We spent the better part of the day watching the footage on a TV that somebody set up in the main office. In the little bit of time I was working, I commented to the other temp, an older lady, about how the situation reminded me of the Kennedy assassination. She shot back, "How would YOU know? You weren't alive then!" (Did I mention this lady was as dumb as a box of rocks?)
Later that evening there was an ecumenical prayer service on Library Mall in Madison. A group of us of all different faiths: Catholic, protestant, Jewish, Muslim....all stood together and sang patriotic songs, and cried. I remember thinking "Now we're part of the rest of the world"....as the day before, an event like that, would be something I'd picture happening in some distant country.
Then I called my mother. She'd been looking at the pictures of our trip to New York City in 1993. We actually went to the top of one of the Twin Towers.
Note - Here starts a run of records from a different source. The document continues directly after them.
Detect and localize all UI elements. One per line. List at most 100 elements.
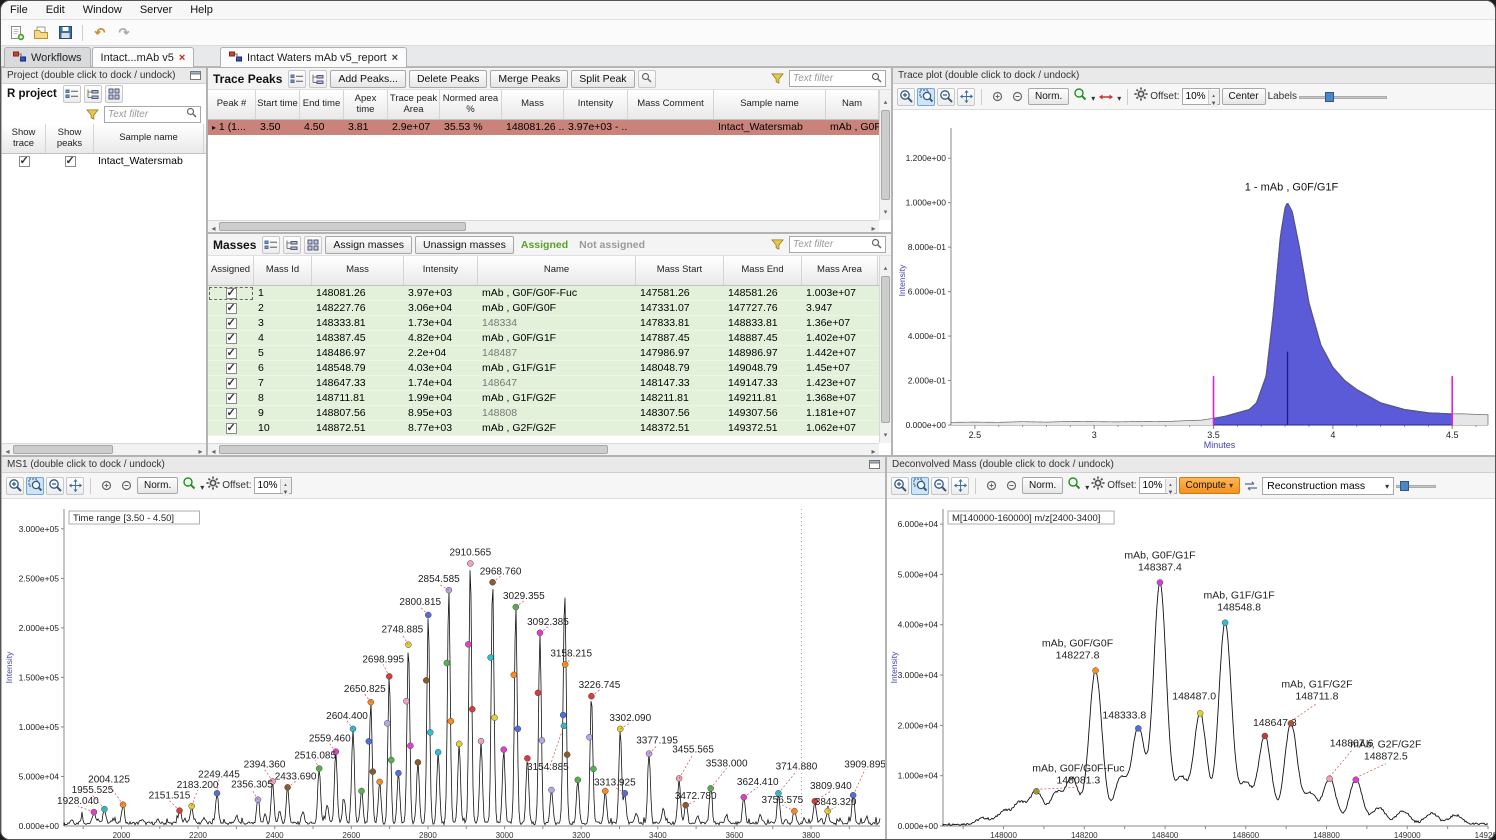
deconvolved-panel-header[interactable]: Deconvolved Mass (double click to dock /… (887, 457, 1496, 473)
filter-funnel-icon[interactable] (768, 70, 786, 88)
column-header[interactable]: Mass (502, 90, 564, 119)
menu-help[interactable]: Help (181, 2, 222, 18)
dock-icon[interactable] (869, 460, 880, 469)
scroll-down-icon[interactable]: ▾ (884, 424, 888, 442)
center-button[interactable]: Center (1222, 88, 1266, 105)
checkbox[interactable] (226, 378, 237, 389)
grid-view-icon[interactable] (105, 85, 123, 103)
normalize-button[interactable]: Norm. (137, 477, 178, 494)
auto-zoom-button[interactable] (180, 477, 198, 495)
zoom-out-icon[interactable] (1002, 477, 1020, 495)
mass-row[interactable]: 5148486.972.2e+04148487147986.97148986.9… (208, 346, 891, 361)
open-document-icon[interactable] (30, 22, 52, 44)
spin-up-icon[interactable]: ▲ (281, 479, 291, 486)
scroll-down-icon[interactable]: ▾ (884, 201, 888, 219)
zoom-rect-mode-icon[interactable] (917, 88, 935, 106)
checkbox[interactable] (65, 156, 76, 167)
auto-zoom-button[interactable] (1071, 88, 1089, 106)
not-assigned-filter-toggle[interactable]: Not assigned (579, 239, 645, 251)
chevron-down-icon[interactable]: ▾ (1117, 88, 1121, 106)
normalize-button[interactable]: Norm. (1028, 88, 1069, 105)
dock-icon[interactable] (190, 71, 201, 80)
spin-down-icon[interactable]: ▼ (1209, 97, 1219, 104)
column-header[interactable]: Intensity (404, 256, 478, 285)
mass-row[interactable]: 3148333.811.73e+04148334147833.81148833.… (208, 316, 891, 331)
project-filter-input[interactable] (108, 109, 184, 120)
mass-row[interactable]: 6148548.794.03e+04mAb , G1F/G1F148048.79… (208, 361, 891, 376)
zoom-in-mode-icon[interactable] (891, 477, 909, 495)
deconv-slider[interactable] (1396, 480, 1436, 492)
mass-row[interactable]: 4148387.454.82e+04mAb , G0F/G1F147887.45… (208, 331, 891, 346)
project-hscrollbar[interactable]: ◂ ▸ (2, 443, 206, 455)
trace-peaks-hscrollbar[interactable]: ◂ ▸ (208, 220, 879, 232)
unassign-masses-button[interactable]: Unassign masses (415, 236, 514, 254)
menu-server[interactable]: Server (131, 2, 181, 18)
tab-intact-waters-mab-v5-report[interactable]: Intact Waters mAb v5_report× (220, 47, 407, 67)
column-header[interactable]: Assigned (208, 256, 254, 285)
checkbox[interactable] (226, 303, 237, 314)
trace-plot-panel-header[interactable]: Trace plot (double click to dock / undoc… (893, 68, 1496, 84)
column-header[interactable]: Show trace (2, 124, 46, 153)
zoom-out-icon[interactable] (1008, 88, 1026, 106)
column-header[interactable]: Mass Comment (628, 90, 714, 119)
column-header[interactable]: Show peaks (46, 124, 94, 153)
masses-filter-input[interactable] (793, 239, 869, 250)
masses-hscrollbar[interactable]: ◂ ▸ (208, 443, 879, 455)
filter-funnel-icon[interactable] (83, 105, 101, 123)
column-header[interactable]: Start time (256, 90, 300, 119)
tab-intact-mab-v5[interactable]: Intact...mAb v5× (92, 47, 195, 67)
column-header[interactable]: Peak # (208, 90, 256, 119)
zoom-in-icon[interactable] (988, 88, 1006, 106)
auto-zoom-button[interactable] (1065, 477, 1083, 495)
tree-view-icon[interactable] (309, 70, 327, 88)
tree-view-icon[interactable] (84, 85, 102, 103)
zoom-rect-mode-icon[interactable] (26, 477, 44, 495)
column-header[interactable]: Trace peak Area (388, 90, 440, 119)
list-view-icon[interactable] (288, 70, 306, 88)
project-row[interactable]: Intact_Watersmab (2, 154, 206, 169)
grid-view-icon[interactable] (304, 236, 322, 254)
checkbox[interactable] (19, 156, 30, 167)
filter-funnel-icon[interactable] (768, 236, 786, 254)
spin-up-icon[interactable]: ▲ (1209, 90, 1219, 97)
column-header[interactable]: Mass Area (802, 256, 878, 285)
trace-peaks-vscrollbar[interactable]: ▴ ▾ (879, 90, 891, 220)
menu-window[interactable]: Window (74, 2, 131, 18)
ms1-panel-header[interactable]: MS1 (double click to dock / undock) (2, 457, 885, 473)
redo-icon[interactable]: ↷ (113, 22, 135, 44)
merge-peaks-button[interactable]: Merge Peaks (490, 70, 568, 88)
checkbox[interactable] (226, 333, 237, 344)
pan-mode-icon[interactable] (957, 88, 975, 106)
offset-spinner[interactable]: 10% ▲▼ (1139, 477, 1177, 494)
mass-row[interactable]: 9148807.568.95e+03148808148307.56149307.… (208, 406, 891, 421)
column-header[interactable]: End time (300, 90, 344, 119)
chevron-down-icon[interactable]: ▾ (1085, 477, 1089, 495)
labels-slider[interactable] (1299, 91, 1387, 103)
column-header[interactable]: Apex time (344, 90, 388, 119)
normalize-button[interactable]: Norm. (1022, 477, 1063, 494)
column-header[interactable]: Name (478, 256, 636, 285)
pan-mode-icon[interactable] (951, 477, 969, 495)
column-header[interactable]: Mass Start (636, 256, 724, 285)
checkbox[interactable] (226, 318, 237, 329)
tree-view-icon[interactable] (283, 236, 301, 254)
undo-icon[interactable]: ↶ (89, 22, 111, 44)
assigned-filter-toggle[interactable]: Assigned (521, 239, 568, 251)
deconvolved-chart[interactable]: 0.000e+001.000e+042.000e+043.000e+044.00… (887, 499, 1496, 840)
checkbox[interactable] (226, 393, 237, 404)
trace-plot-chart[interactable]: 0.000e+002.000e-014.000e-016.000e-018.00… (893, 110, 1496, 455)
zoom-in-mode-icon[interactable] (6, 477, 24, 495)
mass-row[interactable]: 1148081.263.97e+03mAb , G0F/G0F-Fuc14758… (208, 286, 891, 301)
reconstruction-mass-dropdown[interactable]: Reconstruction mass ▾ (1262, 477, 1394, 495)
mass-row[interactable]: 7148647.331.74e+04148647148147.33149147.… (208, 376, 891, 391)
scroll-up-icon[interactable]: ▴ (884, 91, 888, 109)
checkbox[interactable] (226, 288, 237, 299)
list-view-icon[interactable] (63, 85, 81, 103)
mass-row[interactable]: 2148227.763.06e+04mAb , G0F/G0F147331.07… (208, 301, 891, 316)
list-view-icon[interactable] (262, 236, 280, 254)
column-header[interactable]: Nam (826, 90, 879, 119)
checkbox[interactable] (226, 363, 237, 374)
zoom-in-icon[interactable] (97, 477, 115, 495)
chevron-down-icon[interactable]: ▾ (1091, 88, 1095, 106)
delete-peaks-button[interactable]: Delete Peaks (409, 70, 487, 88)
At the time, my sister was nervous, because it hadn't been that much time since the bombing had happened. My father reassured my sister that because the bombing had happened once, it "wouldn't happen again."
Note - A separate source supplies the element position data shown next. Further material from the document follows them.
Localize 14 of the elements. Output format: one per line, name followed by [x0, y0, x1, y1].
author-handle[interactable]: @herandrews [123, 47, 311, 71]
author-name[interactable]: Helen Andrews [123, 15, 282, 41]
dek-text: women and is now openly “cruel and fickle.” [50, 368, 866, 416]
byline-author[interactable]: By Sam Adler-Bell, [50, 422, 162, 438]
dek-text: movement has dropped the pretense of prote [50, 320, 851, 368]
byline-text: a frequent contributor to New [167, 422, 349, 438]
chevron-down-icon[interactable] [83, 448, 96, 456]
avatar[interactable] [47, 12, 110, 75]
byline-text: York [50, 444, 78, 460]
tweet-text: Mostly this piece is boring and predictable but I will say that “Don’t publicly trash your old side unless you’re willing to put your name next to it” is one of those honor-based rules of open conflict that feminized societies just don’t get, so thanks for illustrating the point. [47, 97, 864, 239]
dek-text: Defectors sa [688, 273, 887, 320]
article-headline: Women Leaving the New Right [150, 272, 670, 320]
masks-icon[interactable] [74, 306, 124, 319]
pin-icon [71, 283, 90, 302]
Like most Americans, I initially was only marginally affected by 9/11. Everybody I knew in New York and D.C. were fine. I tend to see it as one of those milestones for me that my last bit of childhood was over. A few weeks later I moved away from Madison to a job and a community that were not a good fit.....and then the next 4 years after that, living with my parents and floating from temp job to temp job, until I finally got into teaching.
10 years later I'm a librarian again, a job title I haven't had officially since 2002. In my life, I feel like I'm getting a second chance.....that this time I have the chance to get it right. And I'm hoping the country does the same.